How Disruptive Innovation Necessitates Changes to Securities Regulation
Professor Chris Brummer argues that disruptive innovation has affected financial markets the most, despite scholars and policymakers not having a uniform grasp of the observable fact, much less a consistent set of regulatory solutions. One of the obstacles pertains to the diverse conduits through which new technology upsets market practices. Another problem is the common misconception that clearing procedures, broker-dealers, and other “watchmen” provide a solid foundation upon which securities regulation operates. Therefore, in twenty-first century securities markets, regulations require upgrading to be able to match the impact of invention.
In this century, securities regulation faces more challenges than ever before, with new technology overwhelmingly altering the little market fundamentals that manipulate capital markets. Improvements in computer processing as well as information technology has seen major financial intermediaries, such as exchanges and investment banks relegated to the side with new market players taking charge. Better equipped private entities and sites are now providing brokerage and facilitation for capital market liquidity, with public offerings playing an insignificant role, which is easy to explain against the backdrop of inconsistent reforms to capital raising regulation.
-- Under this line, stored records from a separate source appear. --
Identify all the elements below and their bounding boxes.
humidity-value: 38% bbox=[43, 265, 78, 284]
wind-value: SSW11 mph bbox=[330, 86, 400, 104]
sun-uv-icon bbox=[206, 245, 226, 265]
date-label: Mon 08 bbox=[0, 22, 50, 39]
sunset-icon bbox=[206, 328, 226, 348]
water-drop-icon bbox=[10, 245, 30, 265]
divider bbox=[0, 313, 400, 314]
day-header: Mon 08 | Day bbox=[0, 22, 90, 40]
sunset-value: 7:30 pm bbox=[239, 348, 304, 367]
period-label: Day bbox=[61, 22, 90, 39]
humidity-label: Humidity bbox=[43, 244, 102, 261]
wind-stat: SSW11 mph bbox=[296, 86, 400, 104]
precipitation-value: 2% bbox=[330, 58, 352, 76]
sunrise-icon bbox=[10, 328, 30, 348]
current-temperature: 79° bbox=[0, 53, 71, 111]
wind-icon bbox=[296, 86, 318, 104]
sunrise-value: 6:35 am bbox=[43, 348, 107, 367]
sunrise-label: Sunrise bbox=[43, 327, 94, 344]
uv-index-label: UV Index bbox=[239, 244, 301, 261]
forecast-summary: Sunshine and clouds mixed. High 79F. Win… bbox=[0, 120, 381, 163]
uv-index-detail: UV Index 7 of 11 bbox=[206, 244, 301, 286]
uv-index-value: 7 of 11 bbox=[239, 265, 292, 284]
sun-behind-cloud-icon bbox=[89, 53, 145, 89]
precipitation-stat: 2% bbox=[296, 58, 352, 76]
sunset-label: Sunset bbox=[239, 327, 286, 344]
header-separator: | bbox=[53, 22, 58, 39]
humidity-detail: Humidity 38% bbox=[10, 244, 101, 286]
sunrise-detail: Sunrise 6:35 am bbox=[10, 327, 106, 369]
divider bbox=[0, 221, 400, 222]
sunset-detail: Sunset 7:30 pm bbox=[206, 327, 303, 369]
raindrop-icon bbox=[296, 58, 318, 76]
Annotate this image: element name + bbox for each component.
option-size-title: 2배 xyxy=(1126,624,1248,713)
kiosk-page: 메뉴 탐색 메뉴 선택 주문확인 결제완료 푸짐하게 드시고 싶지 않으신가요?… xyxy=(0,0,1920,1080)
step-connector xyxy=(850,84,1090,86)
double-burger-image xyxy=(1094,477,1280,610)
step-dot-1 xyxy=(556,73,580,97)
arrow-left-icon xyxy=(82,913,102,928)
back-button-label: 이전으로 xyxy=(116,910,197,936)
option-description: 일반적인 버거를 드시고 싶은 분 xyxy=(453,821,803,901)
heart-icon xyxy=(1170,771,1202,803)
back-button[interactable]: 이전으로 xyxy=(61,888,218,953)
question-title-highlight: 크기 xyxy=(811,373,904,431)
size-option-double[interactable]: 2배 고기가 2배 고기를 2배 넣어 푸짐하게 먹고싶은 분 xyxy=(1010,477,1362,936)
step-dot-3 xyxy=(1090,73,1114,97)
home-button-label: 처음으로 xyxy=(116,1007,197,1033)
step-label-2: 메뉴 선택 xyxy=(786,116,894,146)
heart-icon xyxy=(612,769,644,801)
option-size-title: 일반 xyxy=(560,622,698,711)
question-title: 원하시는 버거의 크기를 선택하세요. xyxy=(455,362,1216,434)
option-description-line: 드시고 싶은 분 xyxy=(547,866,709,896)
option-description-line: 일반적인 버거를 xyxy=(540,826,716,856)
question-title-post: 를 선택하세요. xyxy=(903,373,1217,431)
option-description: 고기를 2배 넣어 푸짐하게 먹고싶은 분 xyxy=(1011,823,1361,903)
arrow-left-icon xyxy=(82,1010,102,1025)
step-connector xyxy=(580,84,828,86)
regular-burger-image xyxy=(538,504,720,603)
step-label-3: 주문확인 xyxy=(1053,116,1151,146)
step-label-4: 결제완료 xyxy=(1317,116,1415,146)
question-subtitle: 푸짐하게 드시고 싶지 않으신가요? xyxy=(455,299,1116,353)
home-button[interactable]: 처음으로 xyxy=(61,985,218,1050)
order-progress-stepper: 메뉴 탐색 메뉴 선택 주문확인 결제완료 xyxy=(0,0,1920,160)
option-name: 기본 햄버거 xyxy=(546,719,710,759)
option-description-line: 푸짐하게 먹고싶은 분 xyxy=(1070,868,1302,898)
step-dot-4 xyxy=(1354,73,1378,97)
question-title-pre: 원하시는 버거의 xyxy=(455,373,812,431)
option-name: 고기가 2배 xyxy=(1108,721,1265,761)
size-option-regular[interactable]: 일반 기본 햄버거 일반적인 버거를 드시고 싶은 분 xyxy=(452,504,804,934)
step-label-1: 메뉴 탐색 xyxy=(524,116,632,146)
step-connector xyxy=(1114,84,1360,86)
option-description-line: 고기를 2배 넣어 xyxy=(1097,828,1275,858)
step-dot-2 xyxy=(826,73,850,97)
It has become important to closely scrutinize such developments, against the backdrop of the global financial crisis, and as the rate of innovation and disruption in markets gain tremendous speed. Today, the money raised in private venues surpasses public offerings courtesy of the fresh tools developed to match demand. Even the steadiest and most profitable of securities are easily exchanged via traditional venues as much as on the firms. These disturbances continue to soar with technological innovation, and they combine to render regulators clueless regarding what must be done as they, also, try to assert their authority in the new capital markets environment. Chris Brummer asserts that securities policymakers have responded to the impacts of innovation by either adopting a “hands-off” approach or agreeing to “comical” compromises, for instance the use of Twitter and acceptance of tweets as a means with which to communicate with investors.
To create a theoretical framework for handling disruptive technology calls for flexibility of insights to enable the accommodation and scrutiny of distinct and dynamic market environments against growing sets of regulatory responsibilities and policy objectives. As such, there’s the critical need to avoid traditional suppositions about how regulatory policy gets to function.
To optimize the influence of securities regulation, improvements are required to match a computerized (and typically digital) securities market microclimate undergoing change at rapid rates. The new securities regulation must account for the automated financial services, which have redefined market liquidity and changed its mode of operation. It’s also important to address private markets that are building an ever-growing spectrum of options for security issuances as well as trading.